解説:進行期のメラノーマに対する新規の治療法として、ワクチン療法、遺伝子治療、分子標的薬などの有用性が種々の臨床試験で検討されている。
ワクチン療法の抗原としては種々のペプチドが用いられ、単独で、または樹状細胞、サイトカイン(IL-12、GM-CSFなど)、ウイルス(Fowlpox、ワクシニア、アデノなど)との併用で投与されている。しかし、その有効率は極めて低い。米国National Cancer InstituteのRosenbergは、自験440例の治療成績と他施設から報告された主要な35の臨床試験765例のメタアナリシスの成績から、ワクチン療法によるPR以上の有効率はわずか3.3%であったと報告している(
1)。ワクチンによる腫瘍免疫の誘導を妨げる因子として、TGF-β、IL-10,IL-13などの免疫抑制性サイトカイン、制御性T細胞、抑制性共役分子CTLA-4などがあり、これらの抑制因子の制御が有効なワクチン療法開発の課題とされている。
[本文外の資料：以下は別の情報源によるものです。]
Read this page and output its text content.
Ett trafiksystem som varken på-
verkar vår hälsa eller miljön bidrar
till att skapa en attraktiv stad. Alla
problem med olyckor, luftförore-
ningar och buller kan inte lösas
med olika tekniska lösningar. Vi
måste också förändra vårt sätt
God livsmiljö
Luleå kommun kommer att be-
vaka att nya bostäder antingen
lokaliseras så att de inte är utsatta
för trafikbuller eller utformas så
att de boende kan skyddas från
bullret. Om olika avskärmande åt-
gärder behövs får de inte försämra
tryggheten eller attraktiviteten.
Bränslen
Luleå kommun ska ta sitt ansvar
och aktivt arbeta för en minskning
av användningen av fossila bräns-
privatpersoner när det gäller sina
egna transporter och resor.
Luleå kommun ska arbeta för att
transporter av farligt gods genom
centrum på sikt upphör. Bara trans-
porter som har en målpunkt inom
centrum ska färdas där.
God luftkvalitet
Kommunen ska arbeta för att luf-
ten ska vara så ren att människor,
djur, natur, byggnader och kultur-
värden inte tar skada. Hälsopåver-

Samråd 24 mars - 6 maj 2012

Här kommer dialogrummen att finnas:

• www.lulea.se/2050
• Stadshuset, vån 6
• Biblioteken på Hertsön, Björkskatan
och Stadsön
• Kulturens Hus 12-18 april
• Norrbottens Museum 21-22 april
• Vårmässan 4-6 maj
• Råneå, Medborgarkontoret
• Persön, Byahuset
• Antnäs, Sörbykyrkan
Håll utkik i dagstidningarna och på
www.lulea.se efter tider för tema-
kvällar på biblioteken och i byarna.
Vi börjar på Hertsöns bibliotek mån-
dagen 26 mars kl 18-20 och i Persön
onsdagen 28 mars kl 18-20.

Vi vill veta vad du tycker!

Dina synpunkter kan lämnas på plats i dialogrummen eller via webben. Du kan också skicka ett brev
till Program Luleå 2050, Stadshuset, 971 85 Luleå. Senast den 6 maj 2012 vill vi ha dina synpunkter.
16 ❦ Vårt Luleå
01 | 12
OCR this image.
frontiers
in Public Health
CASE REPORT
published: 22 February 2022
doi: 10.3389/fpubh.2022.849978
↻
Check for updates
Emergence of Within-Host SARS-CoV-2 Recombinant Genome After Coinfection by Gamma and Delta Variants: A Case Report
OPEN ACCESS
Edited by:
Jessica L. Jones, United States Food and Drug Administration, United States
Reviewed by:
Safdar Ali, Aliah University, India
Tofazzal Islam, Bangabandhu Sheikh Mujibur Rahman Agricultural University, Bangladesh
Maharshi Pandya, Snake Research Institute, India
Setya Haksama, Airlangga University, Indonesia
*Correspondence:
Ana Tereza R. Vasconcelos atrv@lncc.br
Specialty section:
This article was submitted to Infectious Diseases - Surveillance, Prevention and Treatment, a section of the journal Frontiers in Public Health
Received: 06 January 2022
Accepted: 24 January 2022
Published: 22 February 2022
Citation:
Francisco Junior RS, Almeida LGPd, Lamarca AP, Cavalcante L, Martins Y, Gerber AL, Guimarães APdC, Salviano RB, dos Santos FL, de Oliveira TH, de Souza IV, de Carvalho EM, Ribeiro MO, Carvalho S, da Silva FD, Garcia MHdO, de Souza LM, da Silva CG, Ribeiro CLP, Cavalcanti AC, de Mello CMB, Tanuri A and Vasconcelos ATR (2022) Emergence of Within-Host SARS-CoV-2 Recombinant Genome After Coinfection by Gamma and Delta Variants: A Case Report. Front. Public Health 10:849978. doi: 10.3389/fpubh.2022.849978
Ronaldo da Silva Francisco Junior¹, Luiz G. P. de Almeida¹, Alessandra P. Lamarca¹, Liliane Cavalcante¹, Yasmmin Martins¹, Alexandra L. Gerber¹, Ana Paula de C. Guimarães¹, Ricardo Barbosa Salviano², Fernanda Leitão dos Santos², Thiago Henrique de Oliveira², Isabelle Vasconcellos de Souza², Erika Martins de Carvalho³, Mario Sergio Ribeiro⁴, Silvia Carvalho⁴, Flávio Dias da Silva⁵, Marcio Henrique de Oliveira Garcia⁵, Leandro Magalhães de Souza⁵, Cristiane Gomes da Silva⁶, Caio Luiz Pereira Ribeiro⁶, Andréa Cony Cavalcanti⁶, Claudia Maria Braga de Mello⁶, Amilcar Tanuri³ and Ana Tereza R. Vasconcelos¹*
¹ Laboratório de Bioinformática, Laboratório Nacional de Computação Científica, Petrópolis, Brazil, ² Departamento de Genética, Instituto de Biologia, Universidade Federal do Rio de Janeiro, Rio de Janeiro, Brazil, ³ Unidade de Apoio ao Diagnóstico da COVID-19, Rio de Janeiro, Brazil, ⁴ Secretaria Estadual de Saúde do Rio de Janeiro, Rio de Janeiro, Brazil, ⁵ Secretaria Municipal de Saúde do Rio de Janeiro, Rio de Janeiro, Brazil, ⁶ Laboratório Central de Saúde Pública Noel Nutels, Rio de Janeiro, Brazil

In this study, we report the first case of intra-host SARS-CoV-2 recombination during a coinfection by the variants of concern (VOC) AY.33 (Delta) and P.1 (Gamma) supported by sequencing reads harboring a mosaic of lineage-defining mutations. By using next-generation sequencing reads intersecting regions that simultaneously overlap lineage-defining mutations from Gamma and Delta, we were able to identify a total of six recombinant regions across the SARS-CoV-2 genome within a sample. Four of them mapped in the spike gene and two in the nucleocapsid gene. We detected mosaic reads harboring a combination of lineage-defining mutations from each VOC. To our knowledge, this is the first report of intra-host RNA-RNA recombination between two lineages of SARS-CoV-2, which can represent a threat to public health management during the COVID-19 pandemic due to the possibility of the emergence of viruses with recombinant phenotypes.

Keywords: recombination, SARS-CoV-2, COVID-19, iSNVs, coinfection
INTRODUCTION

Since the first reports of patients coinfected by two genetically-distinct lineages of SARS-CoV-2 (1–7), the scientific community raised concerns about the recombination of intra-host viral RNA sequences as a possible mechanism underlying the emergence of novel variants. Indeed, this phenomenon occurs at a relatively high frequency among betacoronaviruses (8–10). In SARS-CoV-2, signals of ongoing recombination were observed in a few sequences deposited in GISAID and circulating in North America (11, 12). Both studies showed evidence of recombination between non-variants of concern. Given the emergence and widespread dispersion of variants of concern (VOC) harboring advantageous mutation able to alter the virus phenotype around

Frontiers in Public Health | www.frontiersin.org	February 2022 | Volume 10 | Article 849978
遺伝子治療は1)サイトカイン(IL-2,IL-7,IL-12,GM-CSFなど)やT細胞共刺激因子(B7-1など)などの免疫刺激因子や、CTLに認識されるメラノーマ関連抗原を腫瘍細胞に遺伝子導入して腫瘍細胞の免疫原性を高める、2)シグナル伝達経路を阻害する、3)自殺遺伝子を導入する、などの戦略で開発が進められている。それらの中では、アポトーシス抵抗因子であるbcl-2のアンチセンス(Genasense)と化学療法剤のダカルバジンの併用療法が注目され、現在、多施設共同第V相臨床試験が進行している。その他の治療については、いずれもごく限られた施設における少数例の治療成績が報告されているだけであり、遺伝子治療の有用性はまだ不明である(
2)。
分子標的薬としては、Raf-1阻害剤であるBAY 43-9006(Sorafenib)が注目される。本薬剤はMAPKシグナル経路を阻害するとともに、主として血管新生に関与するVEGFR-2, VEGFR-3, PDGFR-β、Flt-3, c-KITなどのチロシンキナーゼ受容体を阻害する。Sorafenibとcarboplatin/paclitaxelとの併用による第I/II相臨床試験で部分奏効40%、不変(SD)43%という良好な成績が得られており、現在第III相試験が進行中である(
3)。
遠隔転移を生じたメラノーマに対する新規治療はいずれも臨床試験の段階であり、生存率の明らかな改善が確認されたものは存在しない。